MRIs are not usually located in the ED and are often on a different floor, making transport and logistics harder. Ideally, an MRI scanner would be in close proximity to the ED, eliminating the need for staff to leave for extended periods of time to accompany a patient to another department or floor. However, this is particularly challenging for EDs in urban areas, which are often short on space or logistical capacity to renovate. Siting MRIs in EDs can also be complicated because of their weight, quench pipe, and costs. Addressing this early in facility design is one clear solution.
- Non-targeted exams
Karis notes that EDs have a tendency to perform non-targeted MRI exams, more commonly observed among less experienced staff. This makes ongoing education for newer staff critical in establishing the MRI exam as an ED test.
“Experienced neuroradiologists know the value of MRI and, in our case, adapt quickly with full confidence in the approach,” Karis says. “However, because of the quality of MRI images, it’s tempting to ask for a variety of tests. Making this a habit can make an exam much longer than 10 minutes.”

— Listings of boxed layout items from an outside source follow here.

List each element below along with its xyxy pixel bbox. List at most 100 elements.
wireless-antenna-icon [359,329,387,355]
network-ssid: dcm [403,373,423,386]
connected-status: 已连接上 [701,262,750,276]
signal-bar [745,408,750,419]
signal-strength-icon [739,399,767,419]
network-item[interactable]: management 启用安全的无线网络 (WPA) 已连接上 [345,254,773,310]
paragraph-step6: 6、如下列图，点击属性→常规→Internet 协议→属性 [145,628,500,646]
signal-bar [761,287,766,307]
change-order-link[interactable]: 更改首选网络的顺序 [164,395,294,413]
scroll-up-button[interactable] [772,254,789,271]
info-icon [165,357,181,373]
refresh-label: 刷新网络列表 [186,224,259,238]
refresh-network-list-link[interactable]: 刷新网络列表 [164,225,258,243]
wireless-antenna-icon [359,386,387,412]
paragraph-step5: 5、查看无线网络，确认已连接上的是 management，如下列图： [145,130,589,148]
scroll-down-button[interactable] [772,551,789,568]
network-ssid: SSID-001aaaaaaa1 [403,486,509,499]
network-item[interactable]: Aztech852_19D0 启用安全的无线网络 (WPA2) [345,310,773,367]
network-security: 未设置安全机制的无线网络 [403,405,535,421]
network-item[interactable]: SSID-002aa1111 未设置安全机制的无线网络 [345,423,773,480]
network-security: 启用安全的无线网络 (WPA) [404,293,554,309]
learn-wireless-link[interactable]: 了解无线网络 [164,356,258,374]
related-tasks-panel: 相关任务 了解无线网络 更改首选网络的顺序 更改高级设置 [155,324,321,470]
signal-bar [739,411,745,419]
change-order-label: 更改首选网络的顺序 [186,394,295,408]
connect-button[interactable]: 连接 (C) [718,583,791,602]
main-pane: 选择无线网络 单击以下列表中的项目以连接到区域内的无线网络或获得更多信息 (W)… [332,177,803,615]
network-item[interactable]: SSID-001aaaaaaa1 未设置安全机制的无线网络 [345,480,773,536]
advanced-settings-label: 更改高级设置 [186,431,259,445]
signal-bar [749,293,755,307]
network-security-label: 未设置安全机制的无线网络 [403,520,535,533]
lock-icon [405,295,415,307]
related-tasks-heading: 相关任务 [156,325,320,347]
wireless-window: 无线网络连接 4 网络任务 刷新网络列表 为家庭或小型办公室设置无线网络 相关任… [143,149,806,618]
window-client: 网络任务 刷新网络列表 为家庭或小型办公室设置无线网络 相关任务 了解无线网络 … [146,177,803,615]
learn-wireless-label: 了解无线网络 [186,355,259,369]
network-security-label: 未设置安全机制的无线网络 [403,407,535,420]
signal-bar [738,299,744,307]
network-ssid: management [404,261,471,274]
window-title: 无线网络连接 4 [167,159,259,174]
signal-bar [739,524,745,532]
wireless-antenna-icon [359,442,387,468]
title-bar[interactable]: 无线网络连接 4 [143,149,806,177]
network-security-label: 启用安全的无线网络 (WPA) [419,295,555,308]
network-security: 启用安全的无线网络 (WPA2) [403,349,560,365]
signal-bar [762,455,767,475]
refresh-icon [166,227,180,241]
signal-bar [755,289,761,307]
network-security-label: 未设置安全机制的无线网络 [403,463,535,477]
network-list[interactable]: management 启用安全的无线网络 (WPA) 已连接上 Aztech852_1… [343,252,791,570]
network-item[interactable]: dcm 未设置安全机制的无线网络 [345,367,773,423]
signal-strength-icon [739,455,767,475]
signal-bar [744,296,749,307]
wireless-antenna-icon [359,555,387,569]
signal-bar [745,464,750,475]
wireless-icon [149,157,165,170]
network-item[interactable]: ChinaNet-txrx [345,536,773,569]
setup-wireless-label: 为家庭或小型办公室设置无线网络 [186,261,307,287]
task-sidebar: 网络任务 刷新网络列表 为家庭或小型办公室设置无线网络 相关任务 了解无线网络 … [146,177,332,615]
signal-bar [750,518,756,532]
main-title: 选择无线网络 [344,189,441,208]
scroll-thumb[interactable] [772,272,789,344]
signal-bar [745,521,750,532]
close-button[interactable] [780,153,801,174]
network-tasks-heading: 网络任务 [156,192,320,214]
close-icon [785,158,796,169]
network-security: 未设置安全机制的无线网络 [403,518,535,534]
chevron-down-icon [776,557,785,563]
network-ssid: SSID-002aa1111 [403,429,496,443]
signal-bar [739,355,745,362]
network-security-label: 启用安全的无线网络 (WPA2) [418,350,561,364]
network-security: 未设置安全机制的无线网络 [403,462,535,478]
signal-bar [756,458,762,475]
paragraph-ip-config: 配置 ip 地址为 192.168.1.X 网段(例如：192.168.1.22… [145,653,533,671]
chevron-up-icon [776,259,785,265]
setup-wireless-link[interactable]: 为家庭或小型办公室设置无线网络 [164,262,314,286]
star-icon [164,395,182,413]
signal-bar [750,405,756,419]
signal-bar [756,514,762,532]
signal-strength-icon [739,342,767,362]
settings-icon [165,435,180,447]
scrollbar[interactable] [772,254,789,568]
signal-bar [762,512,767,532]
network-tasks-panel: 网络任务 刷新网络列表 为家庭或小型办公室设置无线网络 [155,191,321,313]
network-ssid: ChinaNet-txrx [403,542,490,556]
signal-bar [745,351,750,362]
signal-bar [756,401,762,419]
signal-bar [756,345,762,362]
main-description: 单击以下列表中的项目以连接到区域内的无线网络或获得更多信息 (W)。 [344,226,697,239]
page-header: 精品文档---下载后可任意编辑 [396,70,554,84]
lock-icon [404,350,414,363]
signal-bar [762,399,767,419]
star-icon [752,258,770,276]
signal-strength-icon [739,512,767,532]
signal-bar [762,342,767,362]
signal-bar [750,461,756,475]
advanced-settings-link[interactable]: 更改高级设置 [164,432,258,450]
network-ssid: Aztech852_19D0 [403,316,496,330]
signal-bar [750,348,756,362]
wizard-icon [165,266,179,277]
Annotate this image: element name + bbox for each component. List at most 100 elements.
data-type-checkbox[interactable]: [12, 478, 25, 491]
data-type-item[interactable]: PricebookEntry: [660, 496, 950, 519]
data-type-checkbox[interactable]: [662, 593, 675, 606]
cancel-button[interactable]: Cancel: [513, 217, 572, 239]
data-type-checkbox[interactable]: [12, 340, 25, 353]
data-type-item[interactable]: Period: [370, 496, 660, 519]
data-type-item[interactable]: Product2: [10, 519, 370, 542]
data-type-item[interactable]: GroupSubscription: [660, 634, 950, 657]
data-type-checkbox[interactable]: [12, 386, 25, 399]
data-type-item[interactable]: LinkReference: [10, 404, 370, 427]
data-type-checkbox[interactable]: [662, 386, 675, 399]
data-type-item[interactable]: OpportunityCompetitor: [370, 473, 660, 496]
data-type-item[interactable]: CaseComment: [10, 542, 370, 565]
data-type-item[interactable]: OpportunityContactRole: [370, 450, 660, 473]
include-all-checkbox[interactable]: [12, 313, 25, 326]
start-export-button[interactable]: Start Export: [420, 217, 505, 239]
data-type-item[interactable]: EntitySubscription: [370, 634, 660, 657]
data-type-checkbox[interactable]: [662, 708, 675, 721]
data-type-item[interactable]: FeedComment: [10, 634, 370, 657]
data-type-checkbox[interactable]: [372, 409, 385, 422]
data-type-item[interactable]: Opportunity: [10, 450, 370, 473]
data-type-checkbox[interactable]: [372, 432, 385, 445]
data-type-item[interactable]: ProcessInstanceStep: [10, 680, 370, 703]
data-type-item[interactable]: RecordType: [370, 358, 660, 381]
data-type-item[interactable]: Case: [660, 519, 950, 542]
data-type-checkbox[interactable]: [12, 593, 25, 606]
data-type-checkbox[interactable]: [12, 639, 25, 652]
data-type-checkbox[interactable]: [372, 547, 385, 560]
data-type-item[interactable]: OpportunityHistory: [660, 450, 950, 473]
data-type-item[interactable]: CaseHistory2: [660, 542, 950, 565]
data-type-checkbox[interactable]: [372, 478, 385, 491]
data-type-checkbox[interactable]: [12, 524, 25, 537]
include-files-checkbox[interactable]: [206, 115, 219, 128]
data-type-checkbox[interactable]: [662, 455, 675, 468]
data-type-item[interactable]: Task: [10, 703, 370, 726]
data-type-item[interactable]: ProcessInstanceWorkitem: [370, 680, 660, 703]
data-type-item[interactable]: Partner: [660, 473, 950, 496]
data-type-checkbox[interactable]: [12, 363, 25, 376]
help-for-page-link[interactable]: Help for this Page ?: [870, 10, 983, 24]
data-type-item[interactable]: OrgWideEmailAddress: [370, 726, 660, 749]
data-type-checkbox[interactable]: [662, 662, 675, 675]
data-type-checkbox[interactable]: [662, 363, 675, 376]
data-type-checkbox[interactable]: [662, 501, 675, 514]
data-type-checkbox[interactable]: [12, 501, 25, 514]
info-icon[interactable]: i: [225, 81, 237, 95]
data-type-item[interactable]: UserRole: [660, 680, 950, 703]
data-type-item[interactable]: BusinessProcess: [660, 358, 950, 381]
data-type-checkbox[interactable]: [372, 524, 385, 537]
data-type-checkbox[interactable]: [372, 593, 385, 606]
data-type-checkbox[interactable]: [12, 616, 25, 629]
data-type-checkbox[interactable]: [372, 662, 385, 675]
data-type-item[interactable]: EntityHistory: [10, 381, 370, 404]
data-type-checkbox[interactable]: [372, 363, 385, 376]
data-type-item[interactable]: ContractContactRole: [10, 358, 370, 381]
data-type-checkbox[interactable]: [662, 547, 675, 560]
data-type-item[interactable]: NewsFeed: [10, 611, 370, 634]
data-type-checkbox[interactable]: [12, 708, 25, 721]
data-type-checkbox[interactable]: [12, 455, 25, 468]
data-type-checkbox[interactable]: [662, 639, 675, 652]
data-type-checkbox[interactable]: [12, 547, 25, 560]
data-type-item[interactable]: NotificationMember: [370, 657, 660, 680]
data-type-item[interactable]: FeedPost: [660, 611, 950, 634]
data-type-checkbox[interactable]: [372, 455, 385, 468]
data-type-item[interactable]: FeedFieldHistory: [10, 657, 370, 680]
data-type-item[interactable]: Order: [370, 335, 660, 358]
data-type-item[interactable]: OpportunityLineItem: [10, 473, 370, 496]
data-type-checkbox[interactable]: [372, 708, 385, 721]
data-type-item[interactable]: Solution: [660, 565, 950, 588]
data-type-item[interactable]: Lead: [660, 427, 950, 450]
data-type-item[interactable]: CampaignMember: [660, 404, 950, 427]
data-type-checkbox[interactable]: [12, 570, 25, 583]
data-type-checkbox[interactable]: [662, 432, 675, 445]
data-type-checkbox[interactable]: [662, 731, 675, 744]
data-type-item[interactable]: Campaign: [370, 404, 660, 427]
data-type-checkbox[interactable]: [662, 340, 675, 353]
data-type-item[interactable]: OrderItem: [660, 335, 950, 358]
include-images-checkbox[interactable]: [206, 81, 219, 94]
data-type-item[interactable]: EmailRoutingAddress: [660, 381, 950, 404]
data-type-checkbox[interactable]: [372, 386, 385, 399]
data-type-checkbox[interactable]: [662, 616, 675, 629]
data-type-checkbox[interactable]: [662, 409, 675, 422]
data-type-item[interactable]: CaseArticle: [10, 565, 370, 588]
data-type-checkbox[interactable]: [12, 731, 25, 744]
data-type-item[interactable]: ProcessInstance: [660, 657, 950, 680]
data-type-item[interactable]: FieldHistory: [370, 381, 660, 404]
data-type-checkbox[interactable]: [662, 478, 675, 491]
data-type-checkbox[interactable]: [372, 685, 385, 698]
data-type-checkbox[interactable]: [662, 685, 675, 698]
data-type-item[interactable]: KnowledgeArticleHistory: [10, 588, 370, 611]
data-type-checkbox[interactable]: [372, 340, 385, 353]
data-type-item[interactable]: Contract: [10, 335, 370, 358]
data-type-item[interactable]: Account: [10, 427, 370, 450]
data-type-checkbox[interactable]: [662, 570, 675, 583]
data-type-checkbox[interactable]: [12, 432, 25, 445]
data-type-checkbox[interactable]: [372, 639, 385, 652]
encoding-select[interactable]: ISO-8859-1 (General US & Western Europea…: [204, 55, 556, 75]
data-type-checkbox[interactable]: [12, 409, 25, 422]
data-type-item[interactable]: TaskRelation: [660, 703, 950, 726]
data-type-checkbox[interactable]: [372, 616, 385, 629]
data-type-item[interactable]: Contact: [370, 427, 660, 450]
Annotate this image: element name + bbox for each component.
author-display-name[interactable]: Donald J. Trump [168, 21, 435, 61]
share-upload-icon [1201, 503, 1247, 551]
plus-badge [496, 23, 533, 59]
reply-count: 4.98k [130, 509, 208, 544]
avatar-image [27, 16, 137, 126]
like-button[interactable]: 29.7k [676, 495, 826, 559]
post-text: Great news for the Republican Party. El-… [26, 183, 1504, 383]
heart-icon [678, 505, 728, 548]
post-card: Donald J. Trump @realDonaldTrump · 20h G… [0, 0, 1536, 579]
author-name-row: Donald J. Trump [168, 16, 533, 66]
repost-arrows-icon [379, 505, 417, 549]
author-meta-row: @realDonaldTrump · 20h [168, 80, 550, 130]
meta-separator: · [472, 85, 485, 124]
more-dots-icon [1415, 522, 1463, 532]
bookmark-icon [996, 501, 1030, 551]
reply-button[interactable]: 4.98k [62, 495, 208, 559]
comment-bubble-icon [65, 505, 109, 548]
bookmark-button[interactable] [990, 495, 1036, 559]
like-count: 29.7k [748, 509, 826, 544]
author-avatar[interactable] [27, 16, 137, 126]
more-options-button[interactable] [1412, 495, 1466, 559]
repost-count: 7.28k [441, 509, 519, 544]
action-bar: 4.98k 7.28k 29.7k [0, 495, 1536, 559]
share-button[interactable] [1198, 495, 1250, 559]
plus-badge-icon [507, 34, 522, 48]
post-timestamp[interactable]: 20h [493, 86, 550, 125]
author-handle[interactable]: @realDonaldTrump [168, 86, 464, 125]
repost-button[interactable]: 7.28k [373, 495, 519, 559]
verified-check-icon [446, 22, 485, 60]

Physicians should only request MRI exams for a selected set of exam protocols, Karis says. This requires referrers to think clearly about what they want to test. It also requires a true commitment to the shorter time frame to prevent a backlog for the ED-dedicated MRI scanner.
The best-value approach
As health systems increasingly prioritize cost reduction, all departments will have to get on board. While the ED has drastically different needs and priorities than other disciplines, it still has areas where improvements can be made.
As Karis puts it, “We owe it to our patients to image most appropriately, providing the best value with the least harm.”